Couverture Un secret sans importance d'Agnès DesartheÉtrange livre que celui-ci. Étrange parce qu’on ne sait ni où l’histoire se passe, ni quand. Étrange parce qu’Agnès Desarthe, avec des mots d’une poésie infinie, nous plonge dans un univers onirique, à mille lieues des livres que j’ai pu lire ces dernières semaines, sauf peut-être La vie est brève et le désir sans fin de Patrick Lapeyre. Étrange enfin parce que chacun des personnages dont il est question ici semble vivre sa propre histoire, en dehors du roman lui-même, comme si Agnès Desarthe avait réussi à donner une telle vie à ses personnages qu’on s’attendrait à les voir jaillir des pages et s’asseoir à nos côtés. Il y a Dan et Sonia. Cette dernière souffre d’un cancer et n’en a plus que pour quelques semaines, jours, heures. Elle le sait, s’y est préparée et attend avec douceur et sérénité, voire de la joie, sa délivrance, le passage de l’autre côté du miroir. Dan, lui, éperdument amoureux de sa femme, ne sait plus ce qu’il faut faire, ne sait plus lui dire qu’il l’aime. Il y a Émile, ami de toujours de Dan, qui n’a jamais vraiment su communiquer avec Sonia. Entre lui et Dan, une amitié fidèle et solide qui se passe de mots. Émile rend visite à Violette, sa voisine, chaque matin à 9 heures juste avant d’aller travailler. Violette a l’apparence physique d’une enfant. Elle sort de l’hôpital psychiatrique et apprécie, sans oser se l’avouer, les visites d’Émile. Enfin, il y a Gabriel. Jeune étudiant en linguistique, brillant, il enregistre les conversations d’inconnus saisies dans la rue, au square, au bistrot… Mais que cherche-t-il précisément ? Sa mère qui est morte trop tôt ? Le père qu’il n’a jamais connu ? Tous sont à la recherche d’un idéal perdu ou rêvé. Étrange roman. A lire en se laissant porter par la poésie et le caractère quelque peu mystique de l’écriture d’Agnès Desarthe.
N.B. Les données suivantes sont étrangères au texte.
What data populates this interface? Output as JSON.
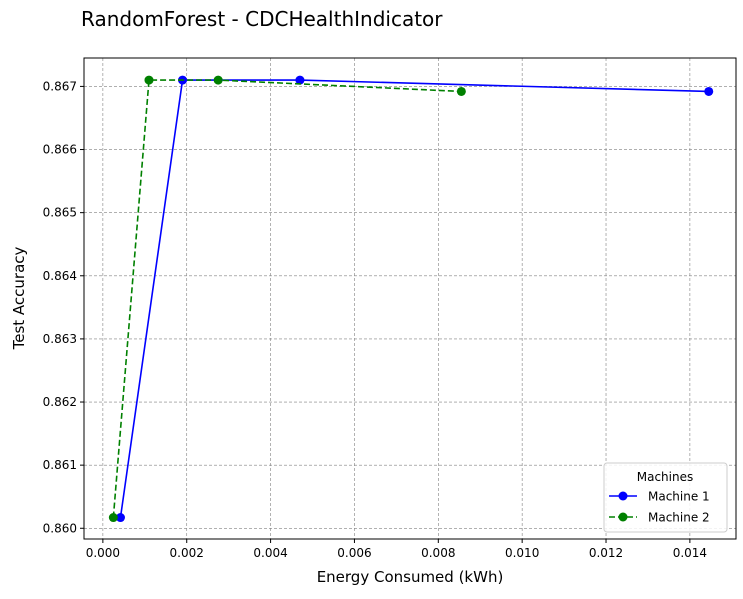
{
  "chart_data": {
    "type": "line",
    "title": "RandomForest - CDCHealthIndicator",
    "xlabel": "Energy Consumed (kWh)",
    "ylabel": "Test Accuracy",
    "xlim": [
      -0.00045,
      0.0151
    ],
    "ylim": [
      0.85983,
      0.86745
    ],
    "x_ticks": [
      0.0,
      0.002,
      0.004,
      0.006,
      0.008,
      0.01,
      0.012,
      0.014
    ],
    "x_tick_labels": [
      "0.000",
      "0.002",
      "0.004",
      "0.006",
      "0.008",
      "0.010",
      "0.012",
      "0.014"
    ],
    "y_ticks": [
      0.86,
      0.861,
      0.862,
      0.863,
      0.864,
      0.865,
      0.866,
      0.867
    ],
    "y_tick_labels": [
      "0.860",
      "0.861",
      "0.862",
      "0.863",
      "0.864",
      "0.865",
      "0.866",
      "0.867"
    ],
    "grid": true,
    "legend": {
      "title": "Machines",
      "placement": "lower-right"
    },
    "series": [
      {
        "name": "Machine 1",
        "color": "#0000ff",
        "line_style": "solid",
        "marker": "circle",
        "points": [
          {
            "x": 0.00042,
            "y": 0.86017
          },
          {
            "x": 0.0019,
            "y": 0.8671
          },
          {
            "x": 0.0047,
            "y": 0.8671
          },
          {
            "x": 0.01445,
            "y": 0.86692
          }
        ]
      },
      {
        "name": "Machine 2",
        "color": "#008000",
        "line_style": "dashed",
        "marker": "circle",
        "points": [
          {
            "x": 0.00025,
            "y": 0.86017
          },
          {
            "x": 0.0011,
            "y": 0.8671
          },
          {
            "x": 0.00275,
            "y": 0.8671
          },
          {
            "x": 0.00855,
            "y": 0.86692
          }
        ]
      }
    ]
  }
}
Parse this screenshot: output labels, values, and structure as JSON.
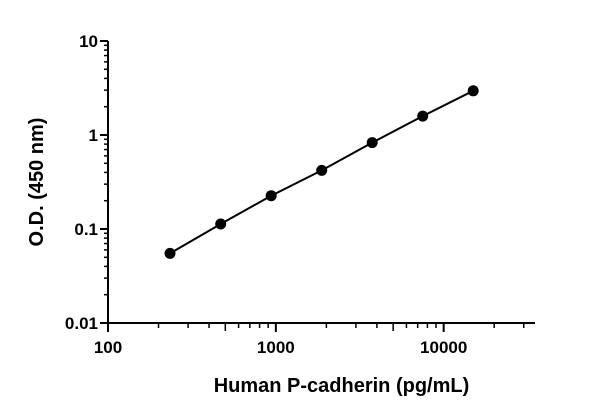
{
  "chart_data": {
    "type": "scatter",
    "title": "",
    "xlabel": "Human P-cadherin (pg/mL)",
    "ylabel": "O.D. (450 nm)",
    "x_scale": "log",
    "y_scale": "log",
    "xlim": [
      100,
      35000
    ],
    "ylim": [
      0.01,
      10
    ],
    "x_ticks": [
      100,
      1000,
      10000
    ],
    "x_tick_labels": [
      "100",
      "1000",
      "10000"
    ],
    "y_ticks": [
      0.01,
      0.1,
      1,
      10
    ],
    "y_tick_labels": [
      "0.01",
      "0.1",
      "1",
      "10"
    ],
    "grid": false,
    "legend": "none",
    "series": [
      {
        "marker": "filled-circle",
        "line": "fit-curve",
        "color": "#000000",
        "x": [
          234,
          469,
          938,
          1875,
          3750,
          7500,
          15000
        ],
        "y": [
          0.055,
          0.113,
          0.226,
          0.42,
          0.83,
          1.59,
          2.95
        ]
      }
    ]
  }
}
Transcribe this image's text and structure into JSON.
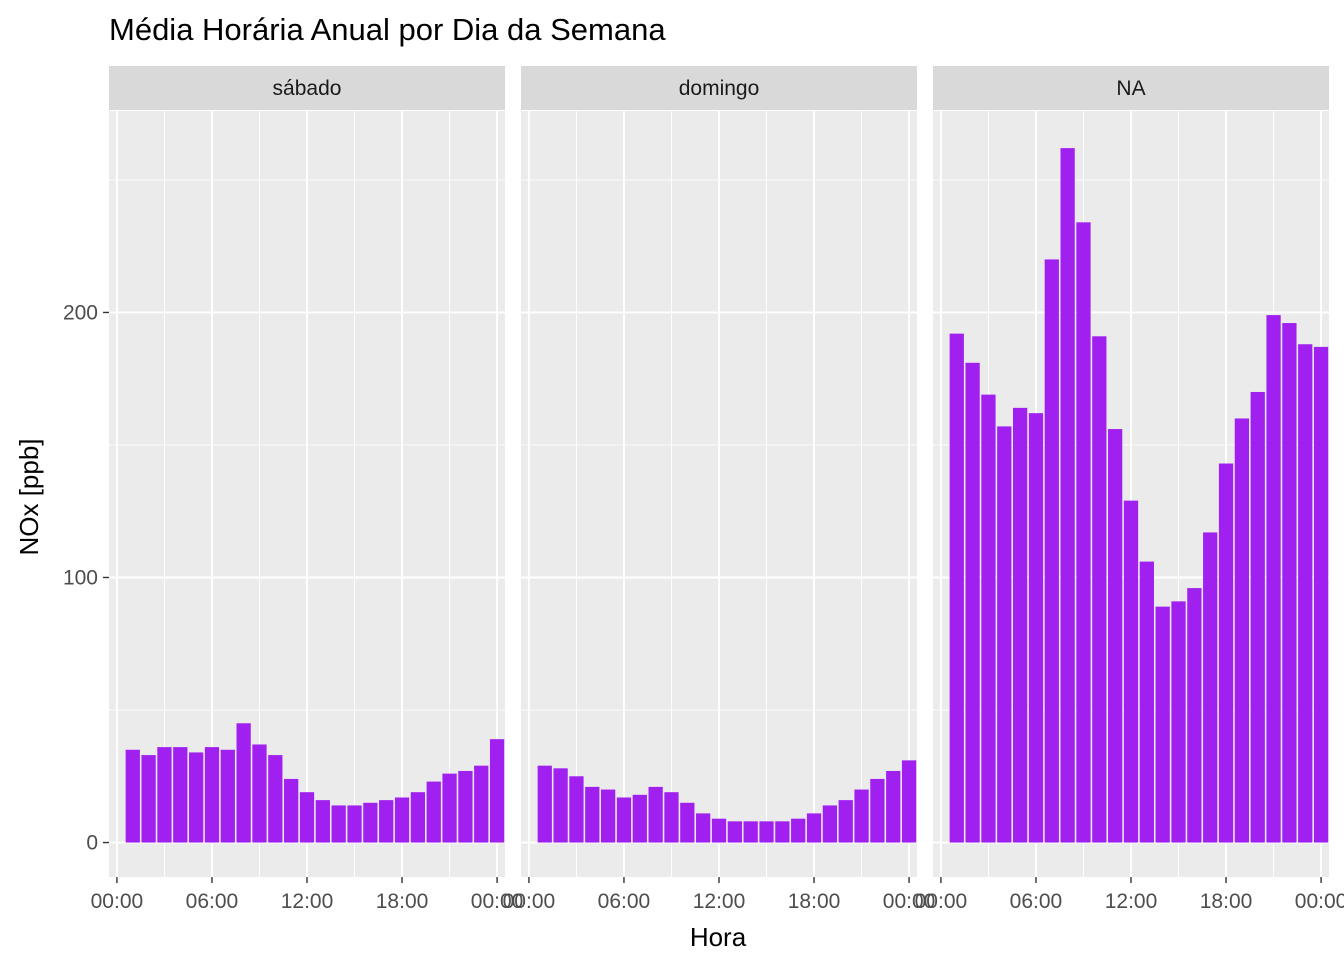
{
  "chart_data": {
    "type": "bar",
    "title": "Média Horária Anual por Dia da Semana",
    "xlabel": "Hora",
    "ylabel": "NOx [ppb]",
    "bar_color": "#A020F0",
    "panel_background": "#EBEBEB",
    "strip_background": "#D9D9D9",
    "grid": true,
    "legend": "none",
    "xlim": [
      -0.5,
      24.5
    ],
    "ylim": [
      -13,
      276
    ],
    "x_ticks": [
      {
        "value": 0,
        "label": "00:00"
      },
      {
        "value": 6,
        "label": "06:00"
      },
      {
        "value": 12,
        "label": "12:00"
      },
      {
        "value": 18,
        "label": "18:00"
      },
      {
        "value": 24,
        "label": "00:00"
      }
    ],
    "y_ticks": [
      {
        "value": 0,
        "label": "0"
      },
      {
        "value": 100,
        "label": "100"
      },
      {
        "value": 200,
        "label": "200"
      }
    ],
    "x": [
      1,
      2,
      3,
      4,
      5,
      6,
      7,
      8,
      9,
      10,
      11,
      12,
      13,
      14,
      15,
      16,
      17,
      18,
      19,
      20,
      21,
      22,
      23,
      24
    ],
    "panels": [
      {
        "name": "sábado",
        "values": [
          35,
          33,
          36,
          36,
          34,
          36,
          35,
          45,
          37,
          33,
          24,
          19,
          16,
          14,
          14,
          15,
          16,
          17,
          19,
          23,
          26,
          27,
          29,
          39
        ]
      },
      {
        "name": "domingo",
        "values": [
          29,
          28,
          25,
          21,
          20,
          17,
          18,
          21,
          19,
          15,
          11,
          9,
          8,
          8,
          8,
          8,
          9,
          11,
          14,
          16,
          20,
          24,
          27,
          31
        ]
      },
      {
        "name": "NA",
        "values": [
          192,
          181,
          169,
          157,
          164,
          162,
          220,
          262,
          234,
          191,
          156,
          129,
          106,
          89,
          91,
          96,
          117,
          143,
          160,
          170,
          199,
          196,
          188,
          187
        ]
      }
    ]
  }
}
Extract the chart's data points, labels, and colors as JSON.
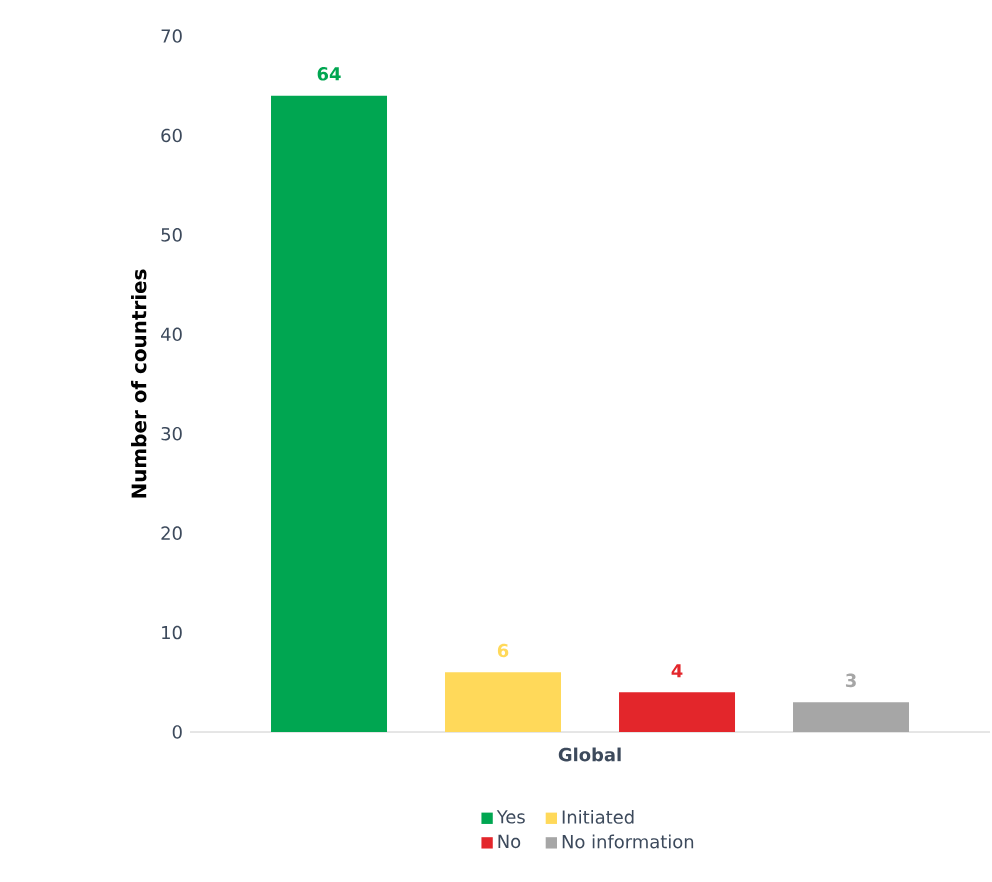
{
  "chart_data": {
    "type": "bar",
    "ylabel": "Number of countries",
    "categories": [
      "Global"
    ],
    "series": [
      {
        "name": "Yes",
        "color": "#00a651",
        "values": [
          64
        ]
      },
      {
        "name": "Initiated",
        "color": "#ffd95a",
        "values": [
          6
        ]
      },
      {
        "name": "No",
        "color": "#e3262b",
        "values": [
          4
        ]
      },
      {
        "name": "No information",
        "color": "#a6a6a6",
        "values": [
          3
        ]
      }
    ],
    "ylim": [
      0,
      70
    ],
    "yticks": [
      0,
      10,
      20,
      30,
      40,
      50,
      60,
      70
    ],
    "data_labels": true,
    "legend": "bottom"
  }
}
Extrait, page 124 : « Il est dit que le fœtus, dans le corps de la mère, connaît tout des mystères du monde. Lorsqu’il naît, un ange lui pose un doigt sur la bouche. Le visage de l’enfant en porte la trace. C’est un léger sillon entre la lèvre supérieure et le nez. Ce geste n’a pas pour seule vertu de faire taire le nourrisson, il permet aussi au bébé de tout oublier. Car, si l’on ne commence pas par oublier, on ne peut rien apprendre. Sonia s’était souvent représenté cette scène. Cependant, il lui semblait que, pour certains individus, l’ange ne s’était pas contenté de poser son index sur les lèvres tendres, il avait appuyé bien fort, histoire d’éviter les embêtements. Ceux qui portaient cette empreinte plus profonde, les idiots, les naïfs, les humbles, en savaient plus long. Aux insolents, aux prétentieux, on n’avait pas pris la peine d’administrer un remède aussi puissant. Gabriel ne savait rien, mais parce que l’ange avait bâclé son travail, le jeune homme croyait avoir un ascendant sur ses semblables. Sonia détailla son menton, puis ses lèvres, et constata que le sillon situé entre son nez et sa lèvre supérieure était à peine visible. Ça ne manquait pas de charme, d’ailleurs mais c’était un signe funeste. Dans son cas à elle, il en allait tout autrement. Revendiquant sans triomphalisme son appartenance à la catégorie des idiots, des naïfs et des simples, elle percevait toutefois que la cicatrisation commençait à faire son office. A mesure que la mort approchait, le sceau s’effaçait  et, peu à peu, elle entrait en contact avec les puissances occultes. Vivre en sainte et mourir en sorcière, quel drôle de destin. » Agnès Desarthe.